What happens when you load a raw data element that you need to do some work on ... but you also need to use that modified field value multiple times afterwards?
Well you could do the Load statement
Function1(Function2(Function3( Field3) )) as [Modified Version of Field 3],
Then do a self join back to the table to add the other fields
Function4([Modified Version of Field3]) as Field5
That's easy just time consuming. Or you can simply redo all of the work you did over and over and over to create Field5, 6, 7, 8, 9 and 10. Easy for you to copy and paste ... but then you use lots of CPU for reloads and you have to continually maintain any changes you make to what you edit.

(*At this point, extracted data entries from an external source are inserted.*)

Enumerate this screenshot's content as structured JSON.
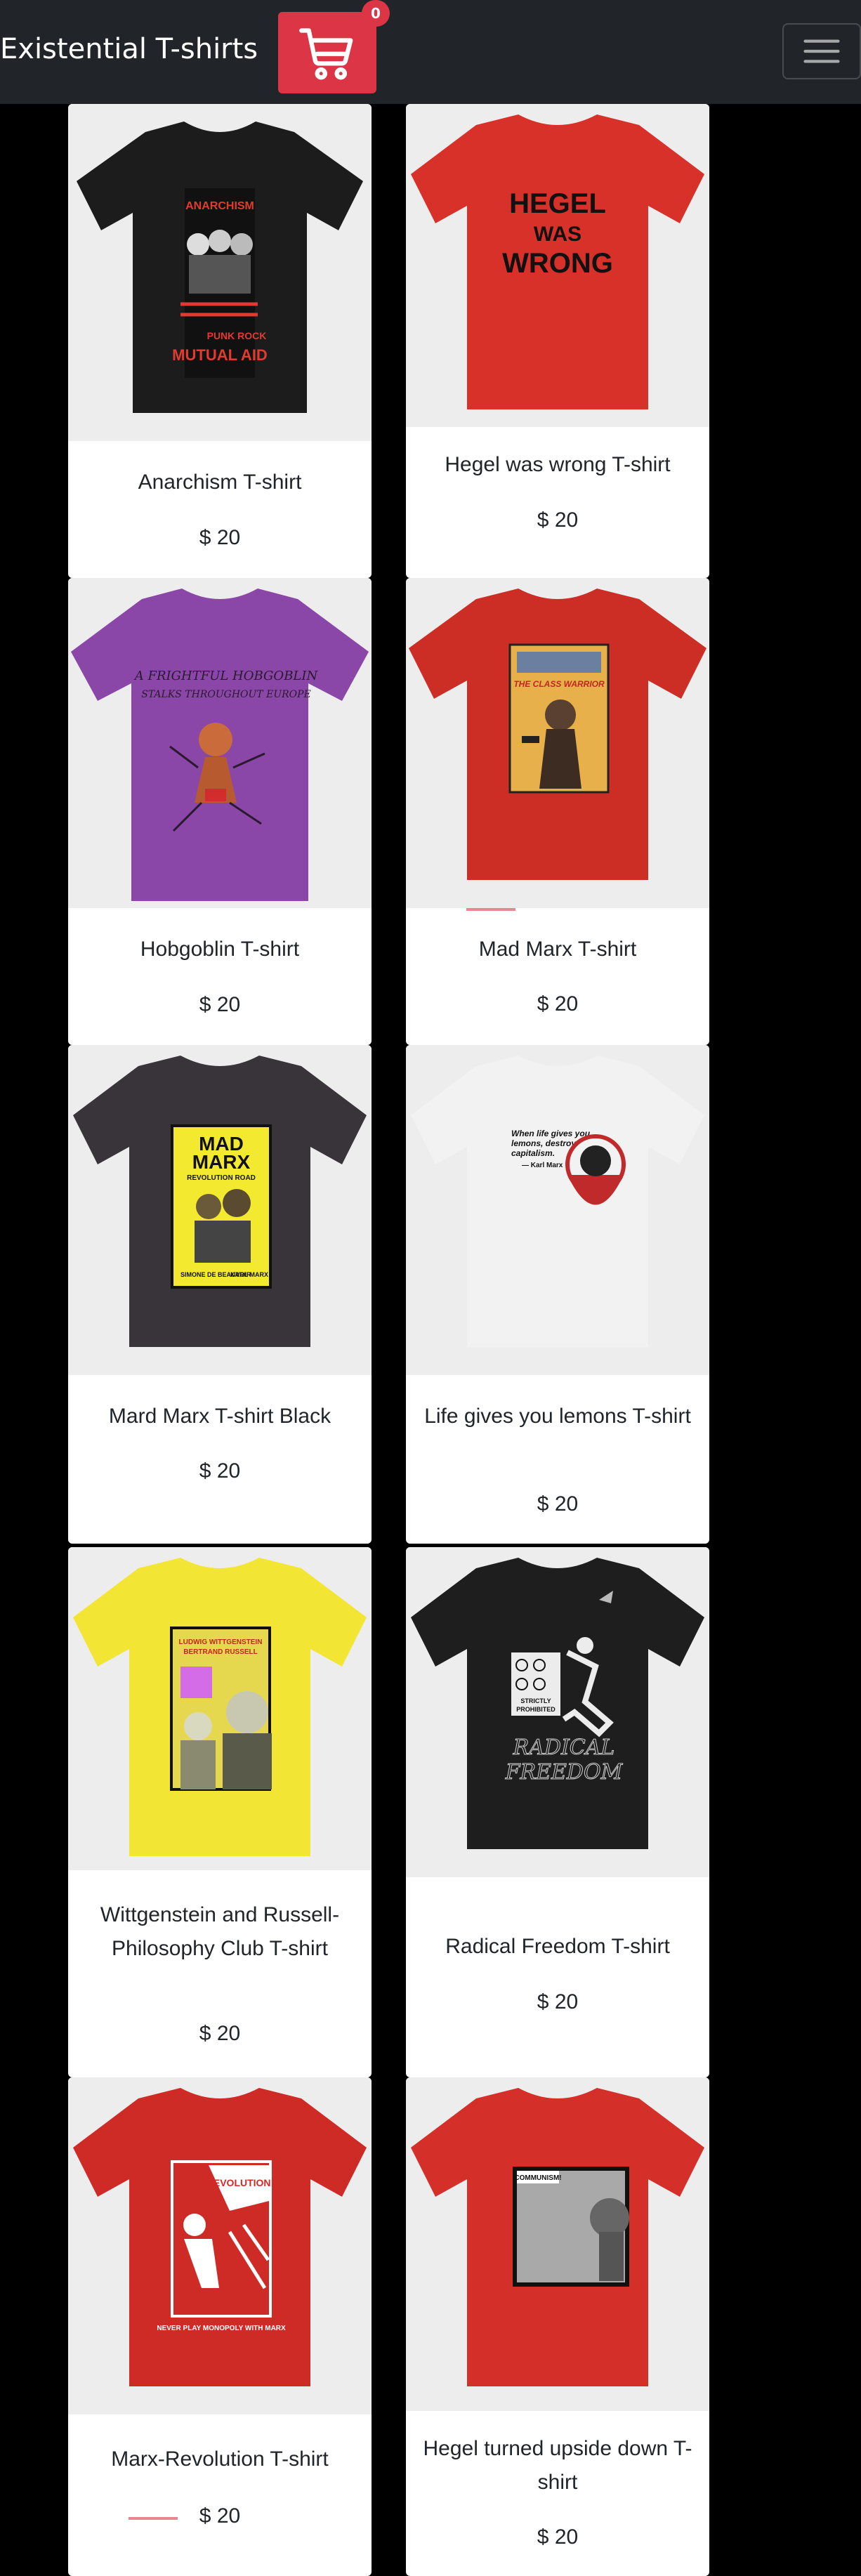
{
  "navbar": {
    "brand": "Existential T-shirts",
    "cart_count": "0",
    "cart_icon": "shopping-cart-icon",
    "menu_icon": "hamburger-menu-icon",
    "colors": {
      "bar": "#212529",
      "cart_button": "#dc3545"
    }
  },
  "products": [
    {
      "title": "Anarchism T-shirt",
      "price": "$ 20",
      "shirt_color": "#1c1c1c",
      "print": {
        "lines": [
          "ANARCHISM",
          "PUNK ROCK",
          "MUTUAL AID"
        ]
      }
    },
    {
      "title": "Hegel was wrong T-shirt",
      "price": "$ 20",
      "shirt_color": "#d7312a",
      "print": {
        "lines": [
          "HEGEL",
          "WAS",
          "WRONG"
        ]
      }
    },
    {
      "title": "Hobgoblin T-shirt",
      "price": "$ 20",
      "shirt_color": "#8b47a8",
      "print": {
        "lines": [
          "A FRIGHTFUL HOBGOBLIN",
          "STALKS THROUGHOUT EUROPE"
        ]
      }
    },
    {
      "title": "Mad Marx T-shirt",
      "price": "$ 20",
      "shirt_color": "#cc2d25",
      "print": {
        "lines": [
          "THE CLASS WARRIOR"
        ]
      }
    },
    {
      "title": "Mard Marx T-shirt Black",
      "price": "$ 20",
      "shirt_color": "#39333a",
      "print": {
        "lines": [
          "MAD",
          "MARX",
          "REVOLUTION ROAD",
          "SIMONE DE BEAUVOIR",
          "KARL MARX"
        ]
      }
    },
    {
      "title": "Life gives you lemons T-shirt",
      "price": "$ 20",
      "shirt_color": "#f2f2f2",
      "print": {
        "lines": [
          "When life gives you",
          "lemons, destroy",
          "capitalism.",
          "— Karl Marx"
        ]
      }
    },
    {
      "title": "Wittgenstein and Russell-Philosophy Club T-shirt",
      "price": "$ 20",
      "shirt_color": "#f2e533",
      "print": {
        "lines": [
          "LUDWIG WITTGENSTEIN",
          "BERTRAND RUSSELL"
        ]
      }
    },
    {
      "title": "Radical Freedom T-shirt",
      "price": "$ 20",
      "shirt_color": "#1e1e1e",
      "print": {
        "lines": [
          "STRICTLY",
          "PROHIBITED",
          "RADICAL",
          "FREEDOM"
        ]
      }
    },
    {
      "title": "Marx-Revolution T-shirt",
      "price": "$ 20",
      "shirt_color": "#cf2b26",
      "print": {
        "lines": [
          "REVOLUTION!",
          "NEVER PLAY MONOPOLY WITH MARX"
        ]
      }
    },
    {
      "title": "Hegel turned upside down T-shirt",
      "price": "$ 20",
      "shirt_color": "#d42f29",
      "print": {
        "lines": [
          "COMMUNISM!"
        ]
      }
    }
  ]
}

The concept of a Preceding Load is that It allows you to reuse calculated fields as many times as you would like. Syntax for it is basically like this:
Function4([Calculated Field]) as Field5;
Function1(Function2(Function3( Field3) )) as [Calculated Field],
The interesting thing about the way it works is that it loads from the bottom up. Which then begs the question ... is it Preceding Load or PostCeding Load since you are adding to data after it's been loaded. Symantics aside a Preceding Load enables you to do a single pass through the load without requiring you to redo all of the calculations.
This video example demonstrates how to created many dates off of a TIMESTAMP field in the General Hospital data set. The data loaded has to be modified to put it into the correct TIMESTAMP format and we don't wan to repeat that work for all of the other uses.
Feel free to download the attached video and watch at your leisure.
Thank you for sharing! It is my understanding that a preceding load cannot be used on a wildcard load (FROM MyData_*.csv). Is there a workaround to accommodate such a load?